A major formative experience for me was living in the Philippines for three months in 1983-84. Until that point, I had considered Australia and Australians to be God's gift to the Asia Pacific region and the world.

But I came away thinking of Filipinos as the most gracious and loving people on earth. I really wanted to make my permanent home there. I'd lost interest in Australia and its people, whom I now regarded as gauche and self-opinionated in comparison to Filipinos.

images

15 years later, I spent two years living in Rome. In many people's minds, a dream existence. I loved my work and my colleagues and the friends I made. But when I had to choose between the offer of a job in Australia or extending my two year initial appointment in Rome, I leapt at the opportunity to return home. Perhaps somewhere in my unconscious, I wanted the exotic to remain exotic. It seemed that life for me in another culture had a use by date.

However my desire to live elsewhere tends to resurface. After I quickly dismissed thoughts of retiring to Malaysia, I felt attracted to the idea of spending more than a few days in a foreign country. So last week I made a gesture in that direction when I booked an August flight to Tokyo, together with the most basic Airbnb apartment I could find. I will be living simply for five weeks in one spot in the city's inner western suburbs, a world away from my usual home in Sydney's inner west.

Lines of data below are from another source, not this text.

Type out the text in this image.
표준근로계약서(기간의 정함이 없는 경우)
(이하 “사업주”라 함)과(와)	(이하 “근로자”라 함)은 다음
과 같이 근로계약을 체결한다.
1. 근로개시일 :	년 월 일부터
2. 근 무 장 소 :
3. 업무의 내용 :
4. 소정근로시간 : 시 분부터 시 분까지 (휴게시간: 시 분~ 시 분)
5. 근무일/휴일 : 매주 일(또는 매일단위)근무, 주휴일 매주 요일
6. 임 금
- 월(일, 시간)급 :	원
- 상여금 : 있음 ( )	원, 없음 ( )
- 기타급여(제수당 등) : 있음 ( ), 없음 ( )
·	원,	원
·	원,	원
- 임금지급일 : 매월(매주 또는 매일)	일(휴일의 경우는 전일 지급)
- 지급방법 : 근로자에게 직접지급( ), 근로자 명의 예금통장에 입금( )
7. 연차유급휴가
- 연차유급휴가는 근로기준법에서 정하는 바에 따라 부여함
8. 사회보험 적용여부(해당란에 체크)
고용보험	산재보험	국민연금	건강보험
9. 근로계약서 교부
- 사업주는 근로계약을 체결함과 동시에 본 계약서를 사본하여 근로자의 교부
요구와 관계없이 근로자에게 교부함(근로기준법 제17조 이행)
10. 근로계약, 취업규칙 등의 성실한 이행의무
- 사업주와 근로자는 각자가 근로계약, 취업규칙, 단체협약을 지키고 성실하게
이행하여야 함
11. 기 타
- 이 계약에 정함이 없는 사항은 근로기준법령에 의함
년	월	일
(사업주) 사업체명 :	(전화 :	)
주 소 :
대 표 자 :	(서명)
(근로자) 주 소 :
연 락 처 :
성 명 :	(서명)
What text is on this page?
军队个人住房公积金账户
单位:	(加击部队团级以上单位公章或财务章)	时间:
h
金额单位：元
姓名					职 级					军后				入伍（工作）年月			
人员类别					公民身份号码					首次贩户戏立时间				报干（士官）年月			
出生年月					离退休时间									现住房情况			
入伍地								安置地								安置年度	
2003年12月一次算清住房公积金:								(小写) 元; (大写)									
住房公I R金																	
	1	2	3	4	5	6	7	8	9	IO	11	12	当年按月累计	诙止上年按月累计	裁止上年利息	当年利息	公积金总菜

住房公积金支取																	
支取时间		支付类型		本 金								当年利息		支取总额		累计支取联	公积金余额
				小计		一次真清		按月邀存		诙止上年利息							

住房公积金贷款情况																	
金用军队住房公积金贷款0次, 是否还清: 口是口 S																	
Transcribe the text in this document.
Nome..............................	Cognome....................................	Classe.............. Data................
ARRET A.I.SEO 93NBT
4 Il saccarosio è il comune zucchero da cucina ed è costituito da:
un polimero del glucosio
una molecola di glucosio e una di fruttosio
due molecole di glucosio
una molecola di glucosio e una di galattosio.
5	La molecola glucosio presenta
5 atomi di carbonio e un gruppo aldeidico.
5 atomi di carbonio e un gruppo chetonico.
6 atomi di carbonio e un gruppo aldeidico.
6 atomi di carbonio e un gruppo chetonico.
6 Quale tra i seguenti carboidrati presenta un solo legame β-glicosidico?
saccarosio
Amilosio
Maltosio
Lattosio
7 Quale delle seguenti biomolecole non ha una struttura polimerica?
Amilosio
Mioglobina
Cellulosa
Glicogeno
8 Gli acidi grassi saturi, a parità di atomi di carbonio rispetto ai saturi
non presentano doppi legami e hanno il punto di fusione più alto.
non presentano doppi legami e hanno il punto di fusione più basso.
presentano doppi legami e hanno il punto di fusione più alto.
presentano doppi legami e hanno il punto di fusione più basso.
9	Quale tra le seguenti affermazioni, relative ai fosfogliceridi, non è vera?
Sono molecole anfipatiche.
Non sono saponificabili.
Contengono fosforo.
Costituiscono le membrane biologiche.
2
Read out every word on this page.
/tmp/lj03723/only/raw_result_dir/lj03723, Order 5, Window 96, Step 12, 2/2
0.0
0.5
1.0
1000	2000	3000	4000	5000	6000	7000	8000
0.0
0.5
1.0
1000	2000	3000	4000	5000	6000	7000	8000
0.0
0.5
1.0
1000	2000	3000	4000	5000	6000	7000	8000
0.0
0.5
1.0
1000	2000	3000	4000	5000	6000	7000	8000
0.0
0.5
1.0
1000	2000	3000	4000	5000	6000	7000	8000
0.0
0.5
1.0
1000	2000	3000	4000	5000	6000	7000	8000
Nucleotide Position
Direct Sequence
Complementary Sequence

Yokoyama Memorial Manga Museum Kochi

There will be challenges. Furniture too close to the floor for what our culture regards as comfort. Having to use a squat toilet every day. But also pleasures. No inhouse bathroom, which means regular visits to the sento. There's also not much of a kitchen, so I expect to be a regular patron at the ramen noodle bars in my vicinity.

Friends think I'm a bit odd to seek out such a rustic existence in an unfamiliar setting. They may have a point. But time spent in the thrall of another culture's bare essentials offers the possibility of new experience for those of us in the later stages of our lives.